Thursday, February 24, 2011

Australia plans carbon tax on polluters from 2012

CANBERRA, February 24, 2011

Australia's government has proposed a carbon tax on its biggest industrial polluters, arguing Thursday that the country cannot afford to lag behind other nations in reducing its greenhouse gas emissions.

The proposal to introduce a tax from July 1, 2012, has the support of the key Greens party and independent legislators but faces a battle in the Senate, where opposition lawmakers argue polluters should remain free to emit carbon gas.

The most contentious details, such as the what to charge per ton of carbon and how much compensation to provide hard hit industries and householders as they make the transition, have yet to be decided.

"I do not believe that Australia needs to lead the world on climate change, but I also don't believe that we can afford to be left behind," Prime Minister Julia Gillard told reporters while announcing the plan.

"I'm determined to price carbon because history teaches us that the countries and the economies who prosper at times of historic change are those who get in and shape and manage the change," she added, citing the industrial and information technology revolutions as examples.

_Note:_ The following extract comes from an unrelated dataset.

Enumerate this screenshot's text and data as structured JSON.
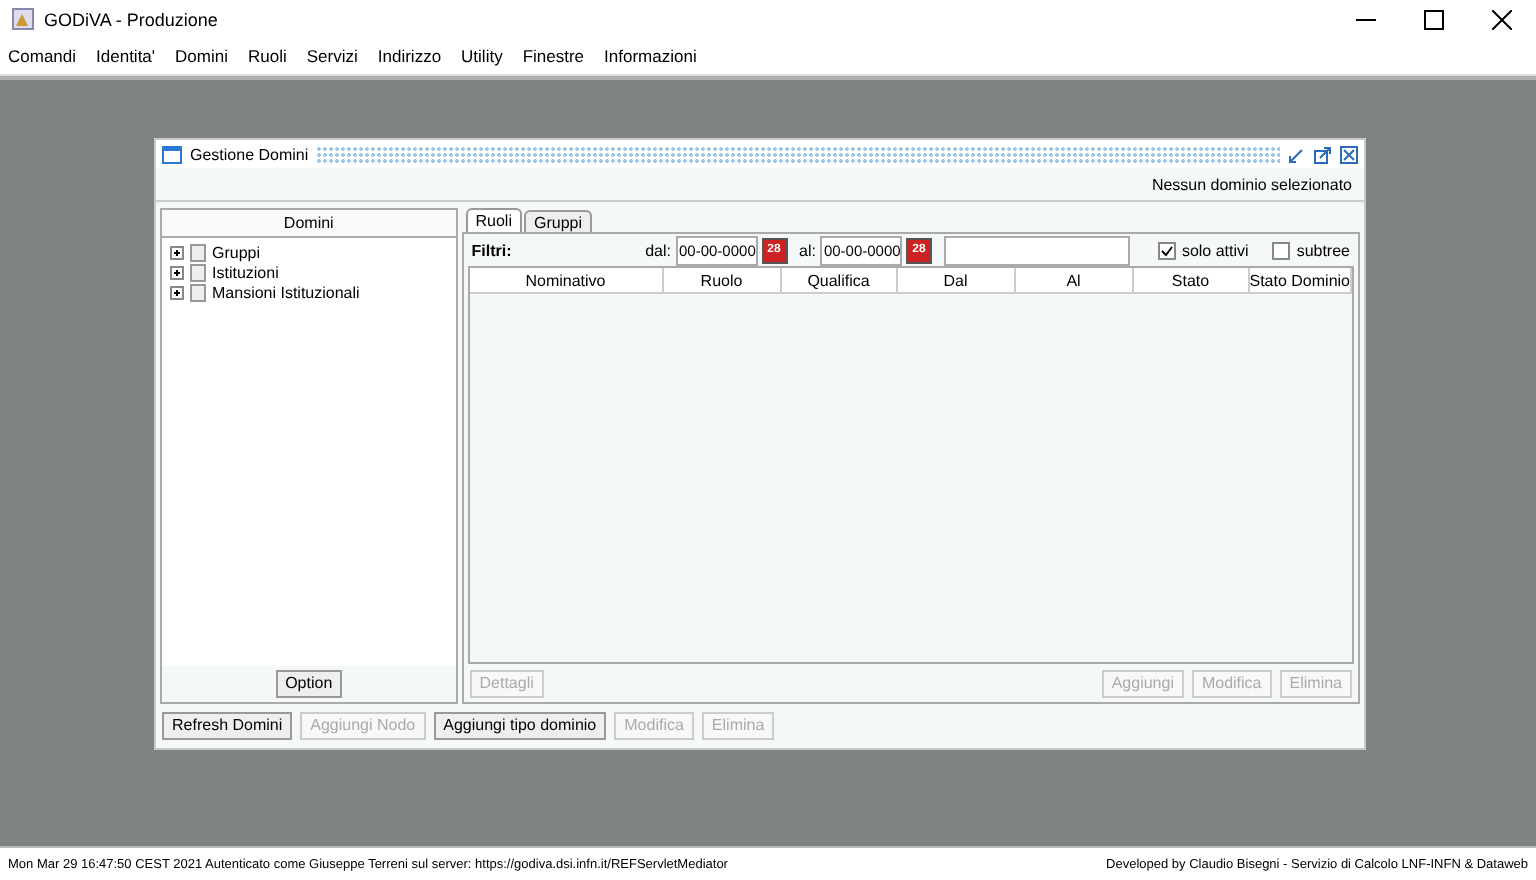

The European Union, several U.S. states, Norway and New Zealand already make polluters pay for carbon emissions.

Australia's agricultural industry, a major polluter through methane emitted by sheep and cattle, would be exempt from the tax because of the difficulties in measuring that pollution.

The carbon tax would be levied for between three to five years until Australia adopted an emissions permit trading scheme.

Under the scheme, polluters would buy and sell permits to emit a ton of carbon with the permit price set by market forces. The government would curb the amount of carbon gas that Australia produces by limiting the number of permits available on the market.

Ms. Gillard's Labor Party government, under her predecessor Prime Minister Kevin Rudd, attempted to introduce such a trading scheme but the legislation was twice rejected by the Senate in 2009.

Ms. Gillard had promised not to introduce a carbon tax before elections last year because she preferred the emissions trading concept.

But the new plan is a compromise with the environmentally focussed Greens and independent lawmakers whose support give Labor a narrow majority in the House of Representatives where parties form government.

Australia is one of the world's worst greenhouse gas polluters per capita due largely to its heavy energy reliance on coal, its largest export.

The government has pledged to cut Australia's greenhouse gas emissions by the year 2020 to at least by five percent below 2000 levels. But a government report released this month projects a 24 percent increase in Australian greenhouse gas emissions on 2000 levels by 2020.

Opposition leader Tony Abbott accused Ms. Gillard of betraying Australians who voted for her by proposing a carbon tax that he says would inflate gasoline and electricity prices.